And Then There Were None

Churchill Theatre, Bromley on UK Tour

25 March 2015

4 Stars

You really have to admit that Agatha Christie was a woman who knew how to plot. She was the mistress of the carefully laid clue, the chance remark that ends up bursting with importance, the red herring, the redder red herring (where the red herring turns out to be a double bunger trick), the unexpected development, the sleight of hand, the sudden murderous twist. Her novels bristle with subterfuge and revelation, partly because Christie, having hooked the reader into her death filled, thrill laced world can rely upon the reader's imagination to fill in the shadowy corners and propel the lingering joy of suspense.

In the theatre, however, it is much harder for Christie's work to be as mysterious as it is on the page. The audience sees the action unfold and so there is a sharper emphasis on how the tale is told, in word and deed.

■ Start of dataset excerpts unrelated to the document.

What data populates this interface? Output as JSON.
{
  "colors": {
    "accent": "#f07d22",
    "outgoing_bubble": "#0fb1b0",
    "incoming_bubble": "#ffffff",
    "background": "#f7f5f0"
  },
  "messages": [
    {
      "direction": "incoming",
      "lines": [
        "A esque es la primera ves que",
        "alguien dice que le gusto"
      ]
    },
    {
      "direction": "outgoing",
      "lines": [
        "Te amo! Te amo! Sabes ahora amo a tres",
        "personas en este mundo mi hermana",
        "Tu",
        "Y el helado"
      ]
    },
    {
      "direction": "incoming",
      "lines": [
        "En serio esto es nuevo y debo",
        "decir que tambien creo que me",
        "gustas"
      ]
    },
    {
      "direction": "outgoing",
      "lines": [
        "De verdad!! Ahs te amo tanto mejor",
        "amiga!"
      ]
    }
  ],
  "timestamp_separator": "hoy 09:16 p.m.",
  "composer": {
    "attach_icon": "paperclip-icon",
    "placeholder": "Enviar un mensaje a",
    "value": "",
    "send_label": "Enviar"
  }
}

Inevitably, the Christie plays are wordy affairs, set in bygone eras where language, taste, offence and the concept of decency were all very different from today. There might be the occasional clever lighting effect or set contraption to produce a particular effect or induce a gasp of fear, but, by and large, Christie's plays only work because of two things: complete conviction by an accomplished cast and a text that gives full weight to Christie's labyrinthine plotting.

Now touring the UK is Bill Kenwright's Agatha Christie Theatre Company production of And Then There Were None, directed by Joe Harmston, who has helmed all of the productions of Christie's plays the Company has toured over the last ten years. His experience shows clearly here. There is no lame attempt to update the play or tinker with it in ways counter to its ingenuity. No. Harmston approaches the staging with respect and considerable care. Simon Scullion provides an excellent Art Deco set, complete with a circular window which is very impressive. The action is set in 1939 and the sense of that time is very clear in the costumes and furnishings. This is very much a period piece. It doesn't have the lustre of Downton Abbey, but it is generally in that milieu. There are servants and lackeys and middle class people and the Establishment - Judges, Doctors, butlers and secretaries, all lured to an island for a House Party and jostling with each other for attention, respect and space.

Matthew Bugg's sound design sets the scene very well. Before the curtain first opens, the sound of waves lapping against a shore reinforces the notion that the action is occurring on an island. You are clear from the out that the cast will be isolated by the waves. Later, Bugg provides excellent sound effects for a bruising storm and, for the climax, suitably doom laden notes echo around the stage, increasing the tension notch just so.

It was fascinating to hear the animated discussion in the auditorium, in the intervals or scene breaks, about the identity of the murderer(s) (not to give anything away, you know) and there was an audible gasp from many when the final revelation came. It is rare indeed - and an indication of the success of the piece - to witness this level of genuine engagement between stage and audience. It was not just the final reveal that produced shocks - several events along the way extracted notes of surprise or alarm, or that nervous laughter that comes when one is uneasy.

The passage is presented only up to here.